7/26/2010 TN - Worker, sanding the ceiling of a breezeway, fell approximately 30 feet from a third floor landing to the floor below. There were no guardrails in place, and the employee was not wearing fall protection at the time of the accident.

I thought about these tragedies - along with Mitchell's and Michaels' comments - as I read President Obama's remarks at the Labor Day Laborfest in Milwaukee, in which he announced initiatives to rebuild the country's transportation infrastructure and thereby create hundreds of new construction and manufacturing jobs. What came to mind is that the fatal accidents listed by OSHA mostly occurred under rather ordinary working conditions - in jobs that take place around us every day. Jobs building, fixing, and making things - jobs that we need more of. Jobs that most of us think about without considering extreme hazard or danger. But clearly, we need to give these risks more thought and do far more to protect those climbing ladders and wielding machinery - as well as those potentially exposed to chemical hazards.

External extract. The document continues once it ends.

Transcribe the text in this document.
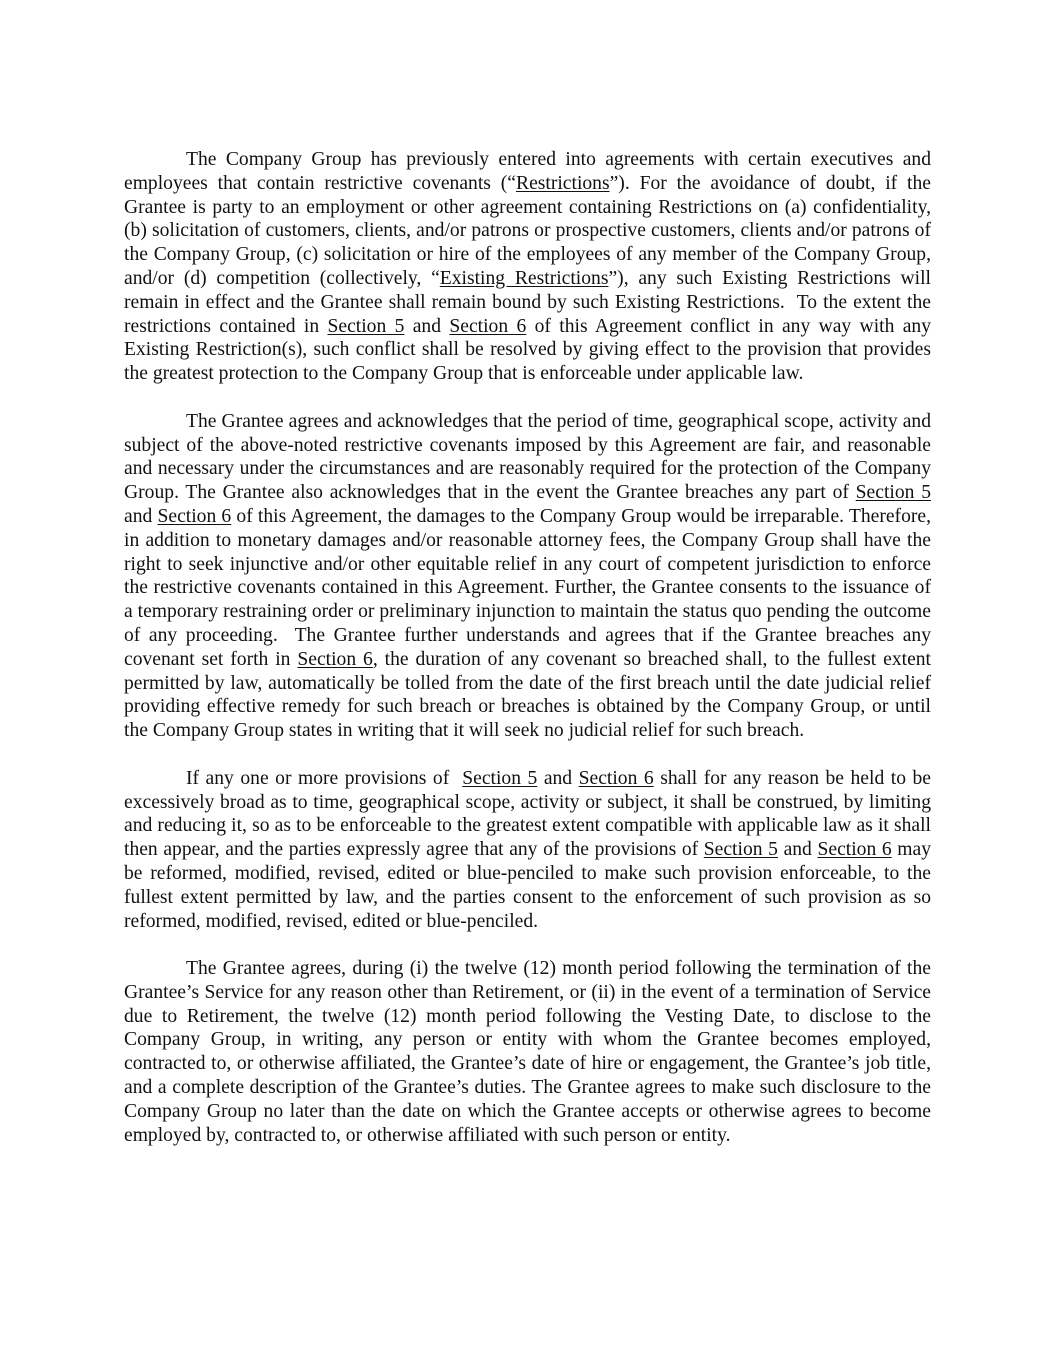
The Company Group has previously entered into agreements with certain executives and employees that contain restrictive covenants (“Restrictions”). For the avoidance of doubt, if the Grantee is party to an employment or other agreement containing Restrictions on (a) confidentiality, (b) solicitation of customers, clients, and/or patrons or prospective customers, clients and/or patrons of the Company Group, (c) solicitation or hire of the employees of any member of the Company Group, and/or (d) competition (collectively, “Existing Restrictions”), any such Existing Restrictions will remain in effect and the Grantee shall remain bound by such Existing Restrictions.  To the extent the restrictions contained in Section 5 and Section 6 of this Agreement conflict in any way with any Existing Restriction(s), such conflict shall be resolved by giving effect to the provision that provides the greatest protection to the Company Group that is enforceable under applicable law.

The Grantee agrees and acknowledges that the period of time, geographical scope, activity and subject of the above-noted restrictive covenants imposed by this Agreement are fair, and reasonable and necessary under the circumstances and are reasonably required for the protection of the Company Group. The Grantee also acknowledges that in the event the Grantee breaches any part of Section 5 and Section 6 of this Agreement, the damages to the Company Group would be irreparable. Therefore, in addition to monetary damages and/or reasonable attorney fees, the Company Group shall have the right to seek injunctive and/or other equitable relief in any court of competent jurisdiction to enforce the restrictive covenants contained in this Agreement. Further, the Grantee consents to the issuance of a temporary restraining order or preliminary injunction to maintain the status quo pending the outcome of any proceeding.  The Grantee further understands and agrees that if the Grantee breaches any covenant set forth in Section 6, the duration of any covenant so breached shall, to the fullest extent permitted by law, automatically be tolled from the date of the first breach until the date judicial relief providing effective remedy for such breach or breaches is obtained by the Company Group, or until the Company Group states in writing that it will seek no judicial relief for such breach.

If any one or more provisions of  Section 5 and Section 6 shall for any reason be held to be excessively broad as to time, geographical scope, activity or subject, it shall be construed, by limiting and reducing it, so as to be enforceable to the greatest extent compatible with applicable law as it shall then appear, and the parties expressly agree that any of the provisions of Section 5 and Section 6 may be reformed, modified, revised, edited or blue-penciled to make such provision enforceable, to the fullest extent permitted by law, and the parties consent to the enforcement of such provision as so reformed, modified, revised, edited or blue-penciled.

The Grantee agrees, during (i) the twelve (12) month period following the termination of the Grantee’s Service for any reason other than Retirement, or (ii) in the event of a termination of Service due to Retirement, the twelve (12) month period following the Vesting Date, to disclose to the Company Group, in writing, any person or entity with whom the Grantee becomes employed, contracted to, or otherwise affiliated, the Grantee’s date of hire or engagement, the Grantee’s job title, and a complete description of the Grantee’s duties. The Grantee agrees to make such disclosure to the Company Group no later than the date on which the Grantee accepts or otherwise agrees to become employed by, contracted to, or otherwise affiliated with such person or entity.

So I wonder, how much of the President's proposed $50 billion rebuilding initiative would go to ensure workplace safety for jobs the plan creates? "Currently, many employers are willing to permit the existence of workplace hazards because they recognize it is not in their financial interest to abate serious hazards, especially in the short term," said Michaels in his July 19th letter. "Too often, the economic and social costs of workplace injuries are borne by the injured worker, their family and our taxpayer supported social programs, rather than the employer." The maximum OSHA fine, Michaels pointed out, is $7,000 for a serious violation. "In comparison," noted Michaels, "the top penalty for violating the South Pacific Tuna Act is $350,000."

What would it take and how much would it cost to eliminate the 14 fatalities that occur in U.S. workplaces each day, even before we start to chip away at the illnesses and injuries that labor statistics don't capture - let alone what happens in workplaces elsewhere? As Steve Mitchell wrote to me in an email, there's relatively little general public outrage, until these tragedies hit close to home.

"Today the concerns of the working class have less space in our civic imagination than at any time since the Industrial Revolution," wrote Jefferson Cowie, associate professor of labor history at Cornell University in a New York Times Labor Day op-ed piece. It shouldn't take a spate of executive suite desk chair accidents to change this equation and ensure that every workplace is as safe as the corner office.